If you enroll in the UC Health Savings Plan,2 a HealthEquity HSA will automatically be opened for you.


Health FSA

The Health FSA allows you to set aside up to $2,600 in pretax dollars for expected qualified medical, dental, or vision expenses during the year. Contributions are deducted from each paycheck throughout the year; however, the full annual contribution amount is available for use immediately on January 1. At the end of the year, any unused Health FSA funds greater than $500 will be forfeited. For a list of eligible FSA expenses and links to FSA calculators, visit the CONEXIS website at Note that you may not participate in the Health FSA if you are contributing to an HSA.

Dependent Care FSA

The Dependent Care FSA allows you to contribute up to $5,000 to pay for qualified dependent care expenses during the year, including childcare coverage, with pretax money. The funds in this account are subject to the IRS use-it-or-lose-it rule and do not roll over year to year.

Take time to project your costs accordingly—once you set the FSA amount during open enrollment, it cannot be changed during the year, except for certain life events. Learn more on by selecting the Compensation & Benefits tab and following the Other Benefits link.

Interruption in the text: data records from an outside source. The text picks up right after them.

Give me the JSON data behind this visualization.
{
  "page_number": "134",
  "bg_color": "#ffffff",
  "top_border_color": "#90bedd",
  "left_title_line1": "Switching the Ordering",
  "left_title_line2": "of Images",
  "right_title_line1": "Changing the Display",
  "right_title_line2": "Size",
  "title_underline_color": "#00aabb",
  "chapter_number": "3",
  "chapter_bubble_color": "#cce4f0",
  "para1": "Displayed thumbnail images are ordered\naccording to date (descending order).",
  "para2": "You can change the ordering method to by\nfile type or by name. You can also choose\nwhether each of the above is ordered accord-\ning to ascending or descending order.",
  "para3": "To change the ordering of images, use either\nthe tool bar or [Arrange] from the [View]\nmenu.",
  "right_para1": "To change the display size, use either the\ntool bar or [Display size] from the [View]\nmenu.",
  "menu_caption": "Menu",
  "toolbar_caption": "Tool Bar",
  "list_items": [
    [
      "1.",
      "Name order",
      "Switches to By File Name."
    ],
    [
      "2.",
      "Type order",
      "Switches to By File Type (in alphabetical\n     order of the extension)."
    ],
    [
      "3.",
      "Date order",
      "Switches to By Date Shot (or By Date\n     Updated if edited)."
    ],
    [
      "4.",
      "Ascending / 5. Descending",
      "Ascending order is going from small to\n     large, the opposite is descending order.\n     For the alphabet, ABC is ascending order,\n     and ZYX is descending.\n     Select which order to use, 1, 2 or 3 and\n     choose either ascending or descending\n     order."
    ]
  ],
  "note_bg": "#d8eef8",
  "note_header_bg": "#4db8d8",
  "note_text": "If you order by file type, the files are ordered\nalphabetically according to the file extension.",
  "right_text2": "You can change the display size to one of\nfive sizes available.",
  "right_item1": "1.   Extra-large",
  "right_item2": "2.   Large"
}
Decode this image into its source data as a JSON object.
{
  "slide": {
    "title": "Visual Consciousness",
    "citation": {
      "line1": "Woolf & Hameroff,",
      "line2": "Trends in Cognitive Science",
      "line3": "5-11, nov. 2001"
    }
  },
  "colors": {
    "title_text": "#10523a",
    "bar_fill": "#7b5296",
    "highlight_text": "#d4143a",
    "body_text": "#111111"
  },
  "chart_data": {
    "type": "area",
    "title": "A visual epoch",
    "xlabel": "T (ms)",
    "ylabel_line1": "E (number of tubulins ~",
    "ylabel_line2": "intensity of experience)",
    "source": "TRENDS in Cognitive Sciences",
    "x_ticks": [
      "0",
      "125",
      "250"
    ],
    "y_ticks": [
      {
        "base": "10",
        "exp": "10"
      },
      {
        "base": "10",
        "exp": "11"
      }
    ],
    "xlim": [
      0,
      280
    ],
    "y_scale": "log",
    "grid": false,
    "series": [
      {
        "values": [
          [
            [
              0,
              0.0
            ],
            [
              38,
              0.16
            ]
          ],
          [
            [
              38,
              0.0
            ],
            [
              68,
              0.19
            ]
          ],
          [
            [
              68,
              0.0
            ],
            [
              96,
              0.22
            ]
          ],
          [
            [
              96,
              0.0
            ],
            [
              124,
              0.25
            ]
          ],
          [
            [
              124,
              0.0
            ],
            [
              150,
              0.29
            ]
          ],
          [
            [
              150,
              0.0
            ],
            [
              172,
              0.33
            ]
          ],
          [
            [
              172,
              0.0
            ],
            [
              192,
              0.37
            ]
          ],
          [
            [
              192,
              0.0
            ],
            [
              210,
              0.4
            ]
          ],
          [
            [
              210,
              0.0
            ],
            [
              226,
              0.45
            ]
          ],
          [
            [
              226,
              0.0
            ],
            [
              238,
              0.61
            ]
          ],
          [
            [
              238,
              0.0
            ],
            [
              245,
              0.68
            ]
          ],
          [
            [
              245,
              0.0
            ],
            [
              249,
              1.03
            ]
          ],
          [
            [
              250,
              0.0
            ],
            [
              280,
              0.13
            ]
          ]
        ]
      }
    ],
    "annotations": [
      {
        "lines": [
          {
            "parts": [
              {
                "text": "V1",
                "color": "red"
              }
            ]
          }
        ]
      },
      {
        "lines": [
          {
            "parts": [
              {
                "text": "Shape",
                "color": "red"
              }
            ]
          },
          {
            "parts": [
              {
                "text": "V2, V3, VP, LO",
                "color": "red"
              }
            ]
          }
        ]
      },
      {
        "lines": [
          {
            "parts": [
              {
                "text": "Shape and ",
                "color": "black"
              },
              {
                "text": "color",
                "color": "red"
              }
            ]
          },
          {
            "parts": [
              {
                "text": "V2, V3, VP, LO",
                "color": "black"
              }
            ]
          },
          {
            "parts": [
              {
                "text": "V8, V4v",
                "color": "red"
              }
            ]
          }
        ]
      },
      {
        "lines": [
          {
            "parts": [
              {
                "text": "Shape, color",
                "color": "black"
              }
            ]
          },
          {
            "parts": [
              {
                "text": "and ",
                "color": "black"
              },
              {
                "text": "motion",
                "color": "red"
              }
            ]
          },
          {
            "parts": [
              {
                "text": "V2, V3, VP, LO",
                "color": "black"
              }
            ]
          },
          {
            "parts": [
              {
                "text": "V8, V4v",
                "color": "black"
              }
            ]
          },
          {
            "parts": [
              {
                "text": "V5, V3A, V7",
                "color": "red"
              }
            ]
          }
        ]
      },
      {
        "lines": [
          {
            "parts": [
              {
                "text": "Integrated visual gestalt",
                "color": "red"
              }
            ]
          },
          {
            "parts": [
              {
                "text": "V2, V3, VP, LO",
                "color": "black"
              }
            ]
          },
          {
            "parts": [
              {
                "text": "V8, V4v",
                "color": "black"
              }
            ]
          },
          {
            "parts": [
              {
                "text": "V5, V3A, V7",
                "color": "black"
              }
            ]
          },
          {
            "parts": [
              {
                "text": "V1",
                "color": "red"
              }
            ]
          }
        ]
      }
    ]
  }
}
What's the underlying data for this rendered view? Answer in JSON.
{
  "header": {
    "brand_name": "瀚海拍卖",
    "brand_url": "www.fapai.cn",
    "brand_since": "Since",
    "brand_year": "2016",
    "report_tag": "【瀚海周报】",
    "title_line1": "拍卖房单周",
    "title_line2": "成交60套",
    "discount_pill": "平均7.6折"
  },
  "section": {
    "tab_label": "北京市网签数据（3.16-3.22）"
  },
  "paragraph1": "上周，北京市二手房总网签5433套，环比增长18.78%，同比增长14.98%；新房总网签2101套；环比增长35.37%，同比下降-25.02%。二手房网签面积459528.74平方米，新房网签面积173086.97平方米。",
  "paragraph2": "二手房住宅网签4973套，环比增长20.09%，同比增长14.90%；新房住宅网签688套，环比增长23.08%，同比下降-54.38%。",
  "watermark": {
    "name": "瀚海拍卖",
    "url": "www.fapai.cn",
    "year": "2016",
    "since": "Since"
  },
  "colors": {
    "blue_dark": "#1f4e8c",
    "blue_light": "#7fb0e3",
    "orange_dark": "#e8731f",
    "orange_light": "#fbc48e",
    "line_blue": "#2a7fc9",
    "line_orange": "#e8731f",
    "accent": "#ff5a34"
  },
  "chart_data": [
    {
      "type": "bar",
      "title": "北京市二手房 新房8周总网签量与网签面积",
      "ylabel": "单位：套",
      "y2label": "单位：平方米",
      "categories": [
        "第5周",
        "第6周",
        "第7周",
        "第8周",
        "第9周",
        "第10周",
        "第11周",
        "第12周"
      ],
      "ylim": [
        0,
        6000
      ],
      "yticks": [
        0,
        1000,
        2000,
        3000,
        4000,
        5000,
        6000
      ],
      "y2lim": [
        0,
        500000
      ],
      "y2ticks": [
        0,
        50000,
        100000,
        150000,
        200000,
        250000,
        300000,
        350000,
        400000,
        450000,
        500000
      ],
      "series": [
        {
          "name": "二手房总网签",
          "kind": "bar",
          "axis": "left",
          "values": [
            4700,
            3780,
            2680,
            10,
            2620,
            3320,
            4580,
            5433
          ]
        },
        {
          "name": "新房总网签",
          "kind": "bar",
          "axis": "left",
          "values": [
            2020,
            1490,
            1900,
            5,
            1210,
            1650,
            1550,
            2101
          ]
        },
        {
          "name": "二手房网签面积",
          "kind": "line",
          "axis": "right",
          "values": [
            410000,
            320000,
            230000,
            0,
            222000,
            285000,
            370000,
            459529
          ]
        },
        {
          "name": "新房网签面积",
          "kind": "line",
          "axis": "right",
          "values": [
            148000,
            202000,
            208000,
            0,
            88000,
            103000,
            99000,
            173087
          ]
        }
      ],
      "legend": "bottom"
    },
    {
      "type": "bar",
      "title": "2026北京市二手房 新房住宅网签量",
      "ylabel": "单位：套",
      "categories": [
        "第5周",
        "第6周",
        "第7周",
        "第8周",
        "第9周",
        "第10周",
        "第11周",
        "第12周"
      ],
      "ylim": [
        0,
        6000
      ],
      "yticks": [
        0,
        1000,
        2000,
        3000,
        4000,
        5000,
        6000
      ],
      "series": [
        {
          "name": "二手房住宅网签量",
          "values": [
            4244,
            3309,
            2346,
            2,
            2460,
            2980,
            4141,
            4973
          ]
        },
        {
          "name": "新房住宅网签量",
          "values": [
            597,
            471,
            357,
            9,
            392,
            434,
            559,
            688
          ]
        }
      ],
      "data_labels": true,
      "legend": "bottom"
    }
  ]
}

Open enrollment is your opportunity to review your UC benefits and make sure you have the best coverage for 2018. Take the time to review all your options, then select the ones that support your physical and financial wellness from October 26 to November 21, 2017.


Open enrollment is the time to enroll in the Health FSA and Dependent Care FSA.

  • Even if you are already enrolled in one of these accounts, you must reenroll if you wish to participate in 2018.
  • You must contribute a minimum of $180 per year up to a maximum of $2,600 for the Health FSA, and up to $5,000 for the Dependent Care FSA ($2,500 if you are married but filing a separate tax return).

Note: If you enroll in the UC Health Savings Plan, you cannot enroll in the Health FSA.


1 With respect to federal taxation only. Contributions, investment earnings, and distributions may or may not be subject to state taxation.

2 UC Health Savings Plan: By enrolling in the UC Health Savings Plan, a HealthEquity Health Savings Account (HSA) will automatically be opened on your behalf and the UC contribution will be deposited. To participate in the UC Health Savings Plan, you must meet the following requirements:

  • You are not enrolled in a general-purpose Health Flexible Spending Account (Health FSA) in the same calendar year.
  • You have no other health coverage (including Medicare), except what is permitted under IRS Publication 969.
  • You cannot be claimed as a dependent on another individual’s tax return.
  • You have a valid U.S. address (needed to establish your HSA).

The University of California intends to continue the benefits described here indefinitely; however, the benefits of all employees, retirees, and plan beneficiaries are subject to change or termination at the time of contract renewal or at any other time by the University or other governing authorities. If you belong to an exclusively represented bargaining unit, some of your benefits may differ from the ones described here.

Keep in mind that investing involves risk. The value of your investment will fluctuate over time, and you may gain or lose money.